The Town Hall at Sutton in Worcester County is one such example. Memorial tablets were installed in 1885 and list both those who lost their life in the war and those veterans who survived it. Not originally intended as such, the Hall now serves as the town’s main site of Civil War memory. This practice has its counterparts in other Massachusetts towns and taps into the wider debate about ‘useful memorials’.
‘Useful memorials’ were structures that served a civic function in addition to that of remembrance. As early as 1865, The Soldiers’ Memorial Society in Boston expressed a preference for this type. ‘Our monuments to our brothers who have served the country shall be in the hospitals, schools, and other beneficent institutions to which we can contribute in the region where they fought for us,’ they vowed. According to the historian Thomas J. Brown, ‘New England, and especially Massachusetts, dominated the commissioning of utilitarian memorials’ (33). Brown argues that the state’s town system and strong regional leadership created a context in which the combination of memorialisation and municipal building particularly appealed. Public libraries, like those in Andover, Framingham, Lancaster, North Reading, and Northampton, all dedicated between 1868-1875, offer evidence of this trend.

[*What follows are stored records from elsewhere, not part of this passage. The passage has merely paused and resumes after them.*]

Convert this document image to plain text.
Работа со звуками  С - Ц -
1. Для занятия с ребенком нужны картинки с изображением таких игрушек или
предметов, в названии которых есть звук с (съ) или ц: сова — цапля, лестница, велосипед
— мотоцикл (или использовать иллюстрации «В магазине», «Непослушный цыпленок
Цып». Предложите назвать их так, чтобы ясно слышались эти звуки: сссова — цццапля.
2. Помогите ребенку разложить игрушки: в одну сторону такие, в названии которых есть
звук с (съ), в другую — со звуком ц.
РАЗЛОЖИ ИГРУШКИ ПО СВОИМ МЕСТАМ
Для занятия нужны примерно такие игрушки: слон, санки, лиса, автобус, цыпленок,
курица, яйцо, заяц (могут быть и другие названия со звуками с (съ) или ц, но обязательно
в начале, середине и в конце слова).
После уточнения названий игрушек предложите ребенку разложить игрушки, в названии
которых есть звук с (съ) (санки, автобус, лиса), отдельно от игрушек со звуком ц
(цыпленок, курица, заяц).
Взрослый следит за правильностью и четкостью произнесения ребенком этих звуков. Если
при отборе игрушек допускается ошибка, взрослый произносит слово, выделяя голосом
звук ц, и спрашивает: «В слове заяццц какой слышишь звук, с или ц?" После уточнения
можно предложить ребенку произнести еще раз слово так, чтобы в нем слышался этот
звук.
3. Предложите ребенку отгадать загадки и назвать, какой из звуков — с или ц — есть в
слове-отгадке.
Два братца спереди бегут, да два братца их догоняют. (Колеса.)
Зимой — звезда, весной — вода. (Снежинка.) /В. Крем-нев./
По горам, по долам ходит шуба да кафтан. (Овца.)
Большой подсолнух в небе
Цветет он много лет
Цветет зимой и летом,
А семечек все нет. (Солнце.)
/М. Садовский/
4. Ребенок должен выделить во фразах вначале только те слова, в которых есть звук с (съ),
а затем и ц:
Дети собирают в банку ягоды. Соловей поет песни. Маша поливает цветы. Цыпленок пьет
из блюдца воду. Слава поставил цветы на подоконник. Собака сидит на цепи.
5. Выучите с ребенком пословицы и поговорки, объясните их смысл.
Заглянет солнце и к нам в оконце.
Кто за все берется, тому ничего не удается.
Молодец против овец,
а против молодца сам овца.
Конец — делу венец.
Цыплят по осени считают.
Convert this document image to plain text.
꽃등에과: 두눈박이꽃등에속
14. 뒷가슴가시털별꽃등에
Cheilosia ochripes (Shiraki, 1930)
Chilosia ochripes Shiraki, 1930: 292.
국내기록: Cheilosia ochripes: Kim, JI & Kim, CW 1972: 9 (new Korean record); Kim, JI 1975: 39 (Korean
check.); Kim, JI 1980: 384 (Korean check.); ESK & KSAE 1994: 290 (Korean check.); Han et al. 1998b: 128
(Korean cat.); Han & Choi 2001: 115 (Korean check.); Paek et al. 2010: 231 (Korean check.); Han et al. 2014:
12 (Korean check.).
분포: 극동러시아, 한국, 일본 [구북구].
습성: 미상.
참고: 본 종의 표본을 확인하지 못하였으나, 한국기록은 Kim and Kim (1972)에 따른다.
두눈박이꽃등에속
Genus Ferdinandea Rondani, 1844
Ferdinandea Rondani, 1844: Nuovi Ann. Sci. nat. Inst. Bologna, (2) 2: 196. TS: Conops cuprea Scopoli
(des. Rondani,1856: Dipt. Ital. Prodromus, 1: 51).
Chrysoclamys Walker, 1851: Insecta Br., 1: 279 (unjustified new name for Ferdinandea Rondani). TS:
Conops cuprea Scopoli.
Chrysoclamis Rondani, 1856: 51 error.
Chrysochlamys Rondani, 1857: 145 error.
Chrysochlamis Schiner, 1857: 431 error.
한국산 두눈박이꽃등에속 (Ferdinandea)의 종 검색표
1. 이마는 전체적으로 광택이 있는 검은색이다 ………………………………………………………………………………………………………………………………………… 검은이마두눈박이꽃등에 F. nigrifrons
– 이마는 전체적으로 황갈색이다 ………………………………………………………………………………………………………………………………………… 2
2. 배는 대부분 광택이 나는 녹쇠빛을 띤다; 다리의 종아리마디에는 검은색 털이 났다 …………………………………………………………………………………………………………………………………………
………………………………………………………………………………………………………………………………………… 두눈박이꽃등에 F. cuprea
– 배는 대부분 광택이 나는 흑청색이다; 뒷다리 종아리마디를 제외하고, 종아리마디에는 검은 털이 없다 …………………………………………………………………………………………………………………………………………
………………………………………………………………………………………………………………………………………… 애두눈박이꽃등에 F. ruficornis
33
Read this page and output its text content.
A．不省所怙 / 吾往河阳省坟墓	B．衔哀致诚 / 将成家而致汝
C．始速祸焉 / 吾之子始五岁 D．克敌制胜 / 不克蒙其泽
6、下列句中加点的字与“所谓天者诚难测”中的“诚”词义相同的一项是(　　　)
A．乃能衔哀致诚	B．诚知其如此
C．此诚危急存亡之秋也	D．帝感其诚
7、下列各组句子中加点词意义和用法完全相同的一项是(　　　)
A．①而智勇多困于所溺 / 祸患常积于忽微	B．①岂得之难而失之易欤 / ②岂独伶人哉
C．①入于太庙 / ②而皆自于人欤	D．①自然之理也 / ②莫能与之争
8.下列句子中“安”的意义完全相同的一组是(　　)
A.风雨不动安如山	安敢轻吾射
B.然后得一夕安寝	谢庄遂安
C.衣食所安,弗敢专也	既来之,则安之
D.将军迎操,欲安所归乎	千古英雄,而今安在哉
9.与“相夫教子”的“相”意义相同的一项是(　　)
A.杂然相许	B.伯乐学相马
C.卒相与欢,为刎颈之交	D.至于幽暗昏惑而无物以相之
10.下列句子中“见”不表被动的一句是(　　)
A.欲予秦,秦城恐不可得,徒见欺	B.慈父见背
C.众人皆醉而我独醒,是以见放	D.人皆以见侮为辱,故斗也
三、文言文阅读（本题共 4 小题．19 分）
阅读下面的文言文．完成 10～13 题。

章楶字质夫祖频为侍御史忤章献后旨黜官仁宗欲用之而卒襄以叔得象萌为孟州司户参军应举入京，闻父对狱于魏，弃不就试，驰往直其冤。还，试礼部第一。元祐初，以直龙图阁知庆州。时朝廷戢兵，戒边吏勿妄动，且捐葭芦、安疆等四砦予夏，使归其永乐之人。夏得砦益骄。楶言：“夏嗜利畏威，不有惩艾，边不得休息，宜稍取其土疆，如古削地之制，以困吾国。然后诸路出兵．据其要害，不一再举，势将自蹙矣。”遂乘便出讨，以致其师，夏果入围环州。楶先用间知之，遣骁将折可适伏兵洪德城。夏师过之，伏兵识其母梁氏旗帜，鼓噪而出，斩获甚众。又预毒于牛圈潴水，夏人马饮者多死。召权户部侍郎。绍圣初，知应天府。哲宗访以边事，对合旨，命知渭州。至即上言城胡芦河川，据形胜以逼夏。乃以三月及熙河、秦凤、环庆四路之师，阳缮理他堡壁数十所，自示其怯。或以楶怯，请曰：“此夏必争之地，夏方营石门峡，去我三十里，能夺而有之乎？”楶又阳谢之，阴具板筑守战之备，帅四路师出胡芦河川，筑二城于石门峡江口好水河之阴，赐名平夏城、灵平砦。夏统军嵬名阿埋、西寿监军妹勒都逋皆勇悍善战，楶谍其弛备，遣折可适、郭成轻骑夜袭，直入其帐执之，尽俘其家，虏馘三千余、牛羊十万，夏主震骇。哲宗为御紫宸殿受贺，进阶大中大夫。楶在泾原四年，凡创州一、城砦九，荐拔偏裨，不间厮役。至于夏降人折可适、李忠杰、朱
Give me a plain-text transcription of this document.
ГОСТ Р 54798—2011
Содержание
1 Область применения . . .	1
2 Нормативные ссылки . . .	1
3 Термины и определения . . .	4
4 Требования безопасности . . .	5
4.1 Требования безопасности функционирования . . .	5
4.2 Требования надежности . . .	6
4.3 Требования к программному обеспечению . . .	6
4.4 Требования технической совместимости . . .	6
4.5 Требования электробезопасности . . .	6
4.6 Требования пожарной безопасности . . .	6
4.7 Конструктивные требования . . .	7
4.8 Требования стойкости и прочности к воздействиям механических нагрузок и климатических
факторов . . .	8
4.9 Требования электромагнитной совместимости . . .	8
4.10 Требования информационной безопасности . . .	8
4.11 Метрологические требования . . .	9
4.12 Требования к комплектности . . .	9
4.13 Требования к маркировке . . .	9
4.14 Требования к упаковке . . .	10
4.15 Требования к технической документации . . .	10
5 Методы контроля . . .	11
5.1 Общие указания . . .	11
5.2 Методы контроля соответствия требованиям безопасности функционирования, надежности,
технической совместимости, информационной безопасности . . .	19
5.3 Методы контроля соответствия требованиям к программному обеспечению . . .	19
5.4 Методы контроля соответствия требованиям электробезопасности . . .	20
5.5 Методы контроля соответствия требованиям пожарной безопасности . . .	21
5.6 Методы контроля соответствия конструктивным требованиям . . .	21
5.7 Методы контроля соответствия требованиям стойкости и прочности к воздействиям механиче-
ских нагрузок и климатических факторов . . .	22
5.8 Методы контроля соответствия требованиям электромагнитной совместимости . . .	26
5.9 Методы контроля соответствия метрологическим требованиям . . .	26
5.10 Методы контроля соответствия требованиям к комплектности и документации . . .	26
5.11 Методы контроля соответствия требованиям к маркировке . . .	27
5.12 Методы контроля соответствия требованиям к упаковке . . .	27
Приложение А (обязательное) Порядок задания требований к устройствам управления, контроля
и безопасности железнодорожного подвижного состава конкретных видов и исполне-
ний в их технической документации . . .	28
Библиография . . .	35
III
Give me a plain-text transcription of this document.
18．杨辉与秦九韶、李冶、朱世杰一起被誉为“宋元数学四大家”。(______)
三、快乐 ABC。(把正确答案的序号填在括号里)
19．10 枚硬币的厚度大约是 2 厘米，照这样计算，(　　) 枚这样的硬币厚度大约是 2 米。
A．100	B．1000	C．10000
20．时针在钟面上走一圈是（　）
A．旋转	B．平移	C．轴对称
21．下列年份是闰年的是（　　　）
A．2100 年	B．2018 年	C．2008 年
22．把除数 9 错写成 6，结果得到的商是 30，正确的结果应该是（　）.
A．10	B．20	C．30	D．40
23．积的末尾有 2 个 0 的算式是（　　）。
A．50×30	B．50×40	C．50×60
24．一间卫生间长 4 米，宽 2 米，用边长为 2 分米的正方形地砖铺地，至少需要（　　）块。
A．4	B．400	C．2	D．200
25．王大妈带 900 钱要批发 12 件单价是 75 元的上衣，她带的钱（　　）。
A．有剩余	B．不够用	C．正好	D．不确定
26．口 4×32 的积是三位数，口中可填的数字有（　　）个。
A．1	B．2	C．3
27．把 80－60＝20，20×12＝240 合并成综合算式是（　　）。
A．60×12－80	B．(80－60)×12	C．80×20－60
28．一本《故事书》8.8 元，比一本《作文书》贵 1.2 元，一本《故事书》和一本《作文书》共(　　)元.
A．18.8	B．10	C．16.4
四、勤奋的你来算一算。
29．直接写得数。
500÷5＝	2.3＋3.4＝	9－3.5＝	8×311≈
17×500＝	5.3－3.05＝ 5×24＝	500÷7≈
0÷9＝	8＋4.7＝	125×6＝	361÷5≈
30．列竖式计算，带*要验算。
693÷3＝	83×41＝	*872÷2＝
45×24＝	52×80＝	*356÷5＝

Those who advocated for utilitarian forms often did so on the belief that monuments should reflect the democratic values the soldiers fought for. To keep their memory alive meant making monuments that had an integral role in the everyday functioning of a town. This kind of thinking also informed the location of more traditional monument forms. It explains why some towns opted to place their monuments on the commons rather than in the local cemetery. As the orator at the dedication of Stockbridge’s monument, Henry Dwight Sedgewick, stated: a monument should not be ‘a thing apart to be visited and admired — not as a stern memento mori – but in the midst of your daily village life, this noble shaft is in your sight as you go to the shop, the post-office, or the bank’. On this basis, the Civil War monuments of Massachusetts tell us something about the connection between memory and the significance of place.